Chaunci laughed. "Certainly, I have some advice. As soon as some groupie comes shakin' it around your man, bust a cap in her ass and then put one in him. Shit, I can't say he won't cheat, but make sure he's a handicap motherfucker doin' it. Alright." She and Milan exchanged high fives again.
"So what do you think people will learn from the show?" the reporter asked Chaunci.
"That when these Jones come down"—she sipped her drink with one hand and pointed her index finger with the other—"it's gon' be a motherfucker."
"And there you have it." The E! News reporter turned to face the camera. "I present to you the ladies of Millionaire Wives Club. Stay tuned!"
One Truism in Life
Evan's French-manicured nails tapped nervously on the lava vanity in her guests' bathroom as she looked in the mirror and wondered if all the luxuries she had were worth the burning feeling lining her stomach.
Never had Evan begged a man—any man—let alone her husband, to make love to her—at least not until last night. Kendu had told her that they needed to talk. But she couldn't bear to listen. She didn't want to face what his actions had already said. He didn't love her, didn't want her, and she wasn't good enough to change his mind. So instead of listening she had kneeled before him, slid down his chest, and filled her mouth.
To fight off the anxiety heightened by the mixed emotions she felt, Evan took a bottle of Vicodin from her purse and popped two in her mouth.
The Vicodin always calmed her, but the fact that she needed a pill to do that made her feel as if she was less than perfect and more like a beautiful freak. Three years ago after a failed suicide attempt, where Evan slit her wrist and was prescribed Vicodin for the physical pain and lithium, which she took, off and on, for the mental, she quickly became addicted to the cocktail high.

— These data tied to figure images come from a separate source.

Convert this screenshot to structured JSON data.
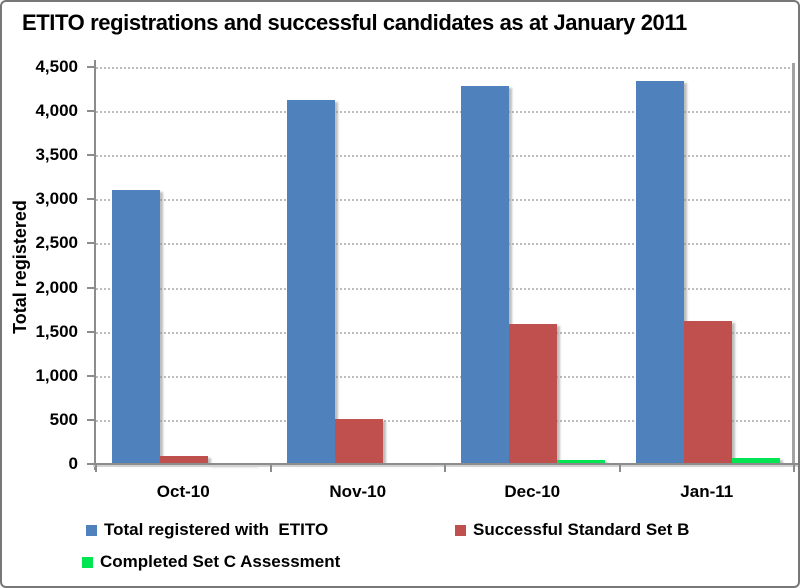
{
  "chart_data": {
    "type": "bar",
    "title": "ETITO registrations and successful candidates as at January 2011",
    "ylabel": "Total registered",
    "xlabel": "",
    "categories": [
      "Oct-10",
      "Nov-10",
      "Dec-10",
      "Jan-11"
    ],
    "series": [
      {
        "name": "Total registered with  ETITO",
        "color": "#4f81bd",
        "values": [
          3110,
          4130,
          4290,
          4340
        ]
      },
      {
        "name": "Successful Standard Set B",
        "color": "#c0504d",
        "values": [
          90,
          510,
          1590,
          1620
        ]
      },
      {
        "name": "Completed Set C Assessment",
        "color": "#00e551",
        "values": [
          5,
          15,
          50,
          70
        ]
      }
    ],
    "ylim": [
      0,
      4500
    ],
    "ytick_step": 500,
    "ytick_labels": [
      "0",
      "500",
      "1,000",
      "1,500",
      "2,000",
      "2,500",
      "3,000",
      "3,500",
      "4,000",
      "4,500"
    ],
    "grid": "horizontal-dotted",
    "legend_position": "bottom-two-rows"
  }
}
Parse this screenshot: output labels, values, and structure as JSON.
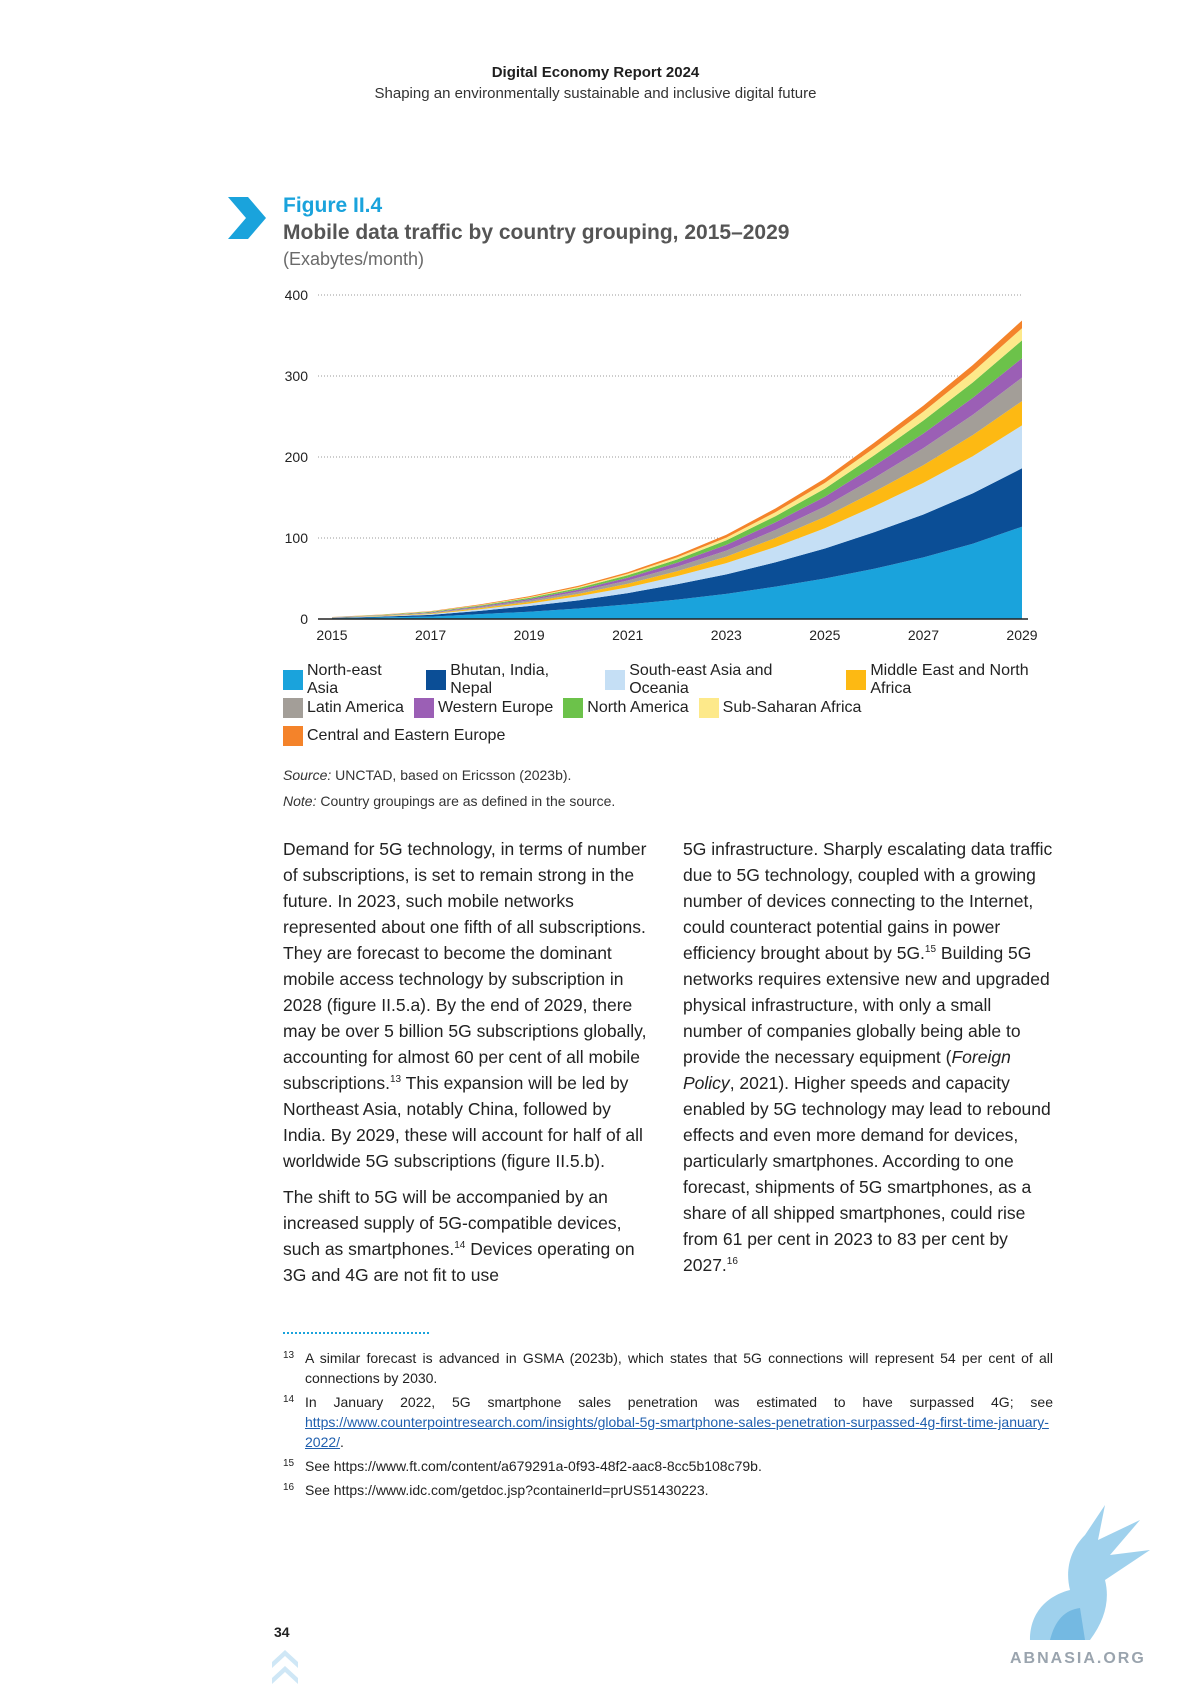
{
  "header": {
    "report_title": "Digital Economy Report 2024",
    "report_subtitle": "Shaping an environmentally sustainable and inclusive digital future"
  },
  "figure": {
    "label": "Figure II.4",
    "title": "Mobile data traffic by country grouping, 2015–2029",
    "unit": "(Exabytes/month)",
    "source_prefix": "Source:",
    "source_text": " UNCTAD, based on Ericsson (2023b).",
    "note_prefix": "Note:",
    "note_text": " Country groupings are as defined in the source."
  },
  "chart_data": {
    "type": "area",
    "stacked": true,
    "x": [
      2015,
      2016,
      2017,
      2018,
      2019,
      2020,
      2021,
      2022,
      2023,
      2024,
      2025,
      2026,
      2027,
      2028,
      2029
    ],
    "x_tick_labels": [
      "2015",
      "2017",
      "2019",
      "2021",
      "2023",
      "2025",
      "2027",
      "2029"
    ],
    "y_tick_labels": [
      "0",
      "100",
      "200",
      "300",
      "400"
    ],
    "ylim": [
      0,
      400
    ],
    "grid": "horizontal-dotted",
    "legend_placement": "bottom",
    "series": [
      {
        "name": "North-east Asia",
        "color": "#1aa3dc",
        "values": [
          1,
          2,
          3,
          6,
          9,
          13,
          18,
          24,
          31,
          40,
          50,
          62,
          76,
          93,
          114
        ]
      },
      {
        "name": "Bhutan, India, Nepal",
        "color": "#0b4e96",
        "values": [
          0.3,
          1,
          2,
          4,
          7,
          10,
          14,
          19,
          24,
          30,
          37,
          45,
          53,
          62,
          72
        ]
      },
      {
        "name": "South-east Asia and Oceania",
        "color": "#c5dff5",
        "values": [
          0.2,
          0.5,
          1,
          2,
          3,
          5,
          7,
          10,
          14,
          19,
          25,
          32,
          39,
          46,
          53
        ]
      },
      {
        "name": "Middle East and North Africa",
        "color": "#fdb913",
        "values": [
          0.2,
          0.4,
          0.8,
          1.5,
          2,
          3,
          4.5,
          6,
          8,
          11,
          14,
          18,
          22,
          26,
          30
        ]
      },
      {
        "name": "Latin America",
        "color": "#a39e98",
        "values": [
          0.2,
          0.4,
          0.7,
          1.2,
          2,
          3,
          4,
          5.5,
          7.5,
          10,
          13,
          17,
          21,
          25,
          29
        ]
      },
      {
        "name": "Western Europe",
        "color": "#9b5fb5",
        "values": [
          0.2,
          0.4,
          0.7,
          1,
          1.6,
          2.3,
          3.5,
          5,
          7,
          9.5,
          12,
          15,
          18,
          21,
          24
        ]
      },
      {
        "name": "North America",
        "color": "#6cc24a",
        "values": [
          0.2,
          0.4,
          0.7,
          1,
          1.5,
          2,
          3,
          4,
          5.5,
          7.5,
          10,
          13,
          16,
          19,
          22
        ]
      },
      {
        "name": "Sub-Saharan Africa",
        "color": "#fde98a",
        "values": [
          0.1,
          0.2,
          0.3,
          0.5,
          0.8,
          1.2,
          1.8,
          2.5,
          3.5,
          5,
          7,
          9,
          11,
          13,
          15
        ]
      },
      {
        "name": "Central and Eastern Europe",
        "color": "#f4832a",
        "values": [
          0.1,
          0.3,
          0.5,
          0.8,
          1.1,
          1.5,
          2,
          2.8,
          3.5,
          4.5,
          5.5,
          6.5,
          7.5,
          8.5,
          9.5
        ]
      }
    ]
  },
  "body": {
    "left_p1_a": "Demand for 5G technology, in terms of number of subscriptions, is set to remain strong in the future. In 2023, such mobile networks represented about one fifth of all subscriptions. They are forecast to become the dominant mobile access technology by subscription in 2028 (figure II.5.a). By the end of 2029, there may be over 5 billion 5G subscriptions globally, accounting for almost 60 per cent of all mobile subscriptions.",
    "left_p1_sup": "13",
    "left_p1_b": " This expansion will be led by Northeast Asia, notably China, followed by India. By 2029, these will account for half of all worldwide 5G subscriptions (figure II.5.b).",
    "left_p2_a": "The shift to 5G will be accompanied by an increased supply of 5G-compatible devices, such as smartphones.",
    "left_p2_sup": "14",
    "left_p2_b": " Devices operating on 3G and 4G are not fit to use",
    "right_a": "5G infrastructure. Sharply escalating data traffic due to 5G technology, coupled with a growing number of devices connecting to the Internet, could counteract potential gains in power efficiency brought about by 5G.",
    "right_sup1": "15",
    "right_b": " Building 5G networks requires extensive new and upgraded physical infrastructure, with only a small number of companies globally being able to provide the necessary equipment (",
    "right_italic": "Foreign Policy",
    "right_c": ", 2021). Higher speeds and capacity enabled by 5G technology may lead to rebound effects and even more demand for devices, particularly smartphones. According to one forecast, shipments of 5G smartphones, as a share of all shipped smartphones, could rise from 61 per cent in 2023 to 83 per cent by 2027.",
    "right_sup2": "16"
  },
  "footnotes": [
    {
      "num": "13",
      "text": "A similar forecast is advanced in GSMA (2023b), which states that 5G connections will represent 54 per cent of all connections by 2030."
    },
    {
      "num": "14",
      "text": "In January 2022, 5G smartphone sales penetration was estimated to have surpassed 4G; see ",
      "link": "https://www.counterpointresearch.com/insights/global-5g-smartphone-sales-penetration-surpassed-4g-first-time-january-2022/",
      "after": "."
    },
    {
      "num": "15",
      "text": "See https://www.ft.com/content/a679291a-0f93-48f2-aac8-8cc5b108c79b."
    },
    {
      "num": "16",
      "text": "See https://www.idc.com/getdoc.jsp?containerId=prUS51430223."
    }
  ],
  "page_number": "34",
  "watermark": "ABNASIA.ORG",
  "colors": {
    "accent": "#1aa3dc",
    "title_grey": "#555555"
  },
  "icons": {
    "figure_marker": "chevron-right-icon",
    "page_nav": "double-chevron-up-icon"
  }
}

Evan continued to stare in the mirror. Her heart raced, and instead of seeing her own reflection she saw her mother's face. Instantly her mother's voice filled her head: "I hate you! You and your young pussy wanna take my husband away from me!"
"He makes me do it," Evan responded to her mother's voice, while pressing her fingers deeply into her temples.
"You're lying!" her mother's voice responded. "You wanted it, because you think you're better than me! But you ain't shit! And you'll never be more than a whore!"
"Stop it!" Evan shook her head feverishly and wiped the sweat from her face with the back of her hand. She looked around the bathroom, and made sure the voice was only in her head, especially since her mother had long been dead.